By now most of us are familiar with Google’s PageRank algorithm, or at least the principle behind it, whereby a web page is ranked based on who else is linking to it. One key aspect of blogs is that, while a few cover just about everything under the sun, most blogs have specific areas of focus, be it art, news, politics or what have you. Such information is potentially valuable in the context of search because a blog can announce its areas of focus — keywords, in effect — that can be taken into account by search engines, which would then know what topics a specific site tends to cover.

Using existing meta tags within HTML, it would be pretty easy to create a de facto standard in which tags are used to place a blog, as well as individual posts within it, into categories or sets. For example, I used to publish a site, Telephony Design, that was specifically about telecom products and services, which would have been tagged with keywords like telecom, telecommunications, telephone systems, phone, etc.

Imagine if most blog- and site-hosting services asked you to self-describe your site with up to a few dozen keywords. Of course, you can already do this with tags, but it’s unclear to what extent search engines use this information.

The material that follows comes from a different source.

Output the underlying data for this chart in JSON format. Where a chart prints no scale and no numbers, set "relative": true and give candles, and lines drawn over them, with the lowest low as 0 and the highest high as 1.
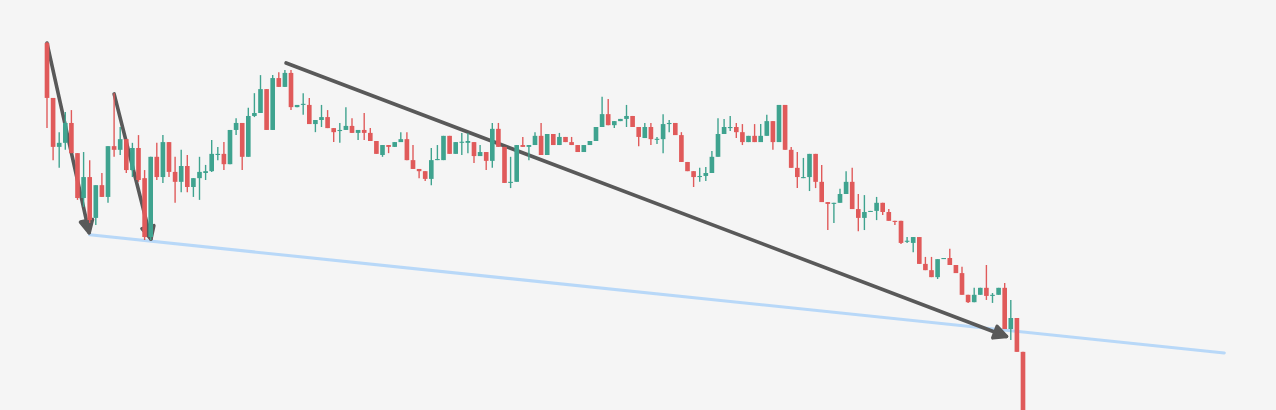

In this scenario, when searching via a search engine that recognizes your tags, you could issue a query like “gore (climate)” to get search results that are optimized based on link weights from sites and blogs that describe themselves as climate-related. This isn’t the same as saying “gore AND climate,” because someone who blogs at a climate site might write something about Al Gore that’s not, strictly speaking, climate-related. Essentially this is a way of searching for a topic, as ranked by people (primarily bloggers) who write on several topics or areas of focus.

This isn’t a new idea, of course, since “meta keyword=” has been with us since the earliest days of the web. The trick is to create a subtle variation on search query syntax in which you’re asking to, in effect, “Find X within sites that are usually about Y.” It’s kind of poor man’s approach to the semantic web, but if enough sites and blogs used it, and popular search engines introduced a simple way to filter or weight search results based on it, the method should work.

An important point is that you’re not using the “meta” tag to emphasize a keyword, so your site isn’t more likely to show up if I do a search on “climate.” Instead, what the tag says is that you usually blog about “climate,” among other things. The actual keyword search is based on content elsewhere in the page, so the meta tag is just used in describing a limit set of keywords the content is usually about. Another important point is that if spiders only recognize a limited number of these tags, maybe 20 or so per domain, it will be difficult to spam search engines by stuffing hundreds of tags in a page header.

Is this a Google killer? Hardly. It seems like the kind of thing that could be added to existing search engines, Google included, pretty easily. This might seem like a trivial thing, but it should make search a lot smarter without burdening webmasters with the need to comply with an overly complex semantic web approach. This is also a simple and easily learned query style, so just as users have learned to combine keywords to improve search accuracy, they can use this approach to narrow search results by the type of source, in what amounts to a kind of fuzzy boolean search.

When it came to web services, REST won out over SOAP because of its simplicity. I think the same thing could happen here. After all, this is something even a novice web master could do in a minute — all that’s needed are a few lines of HTML.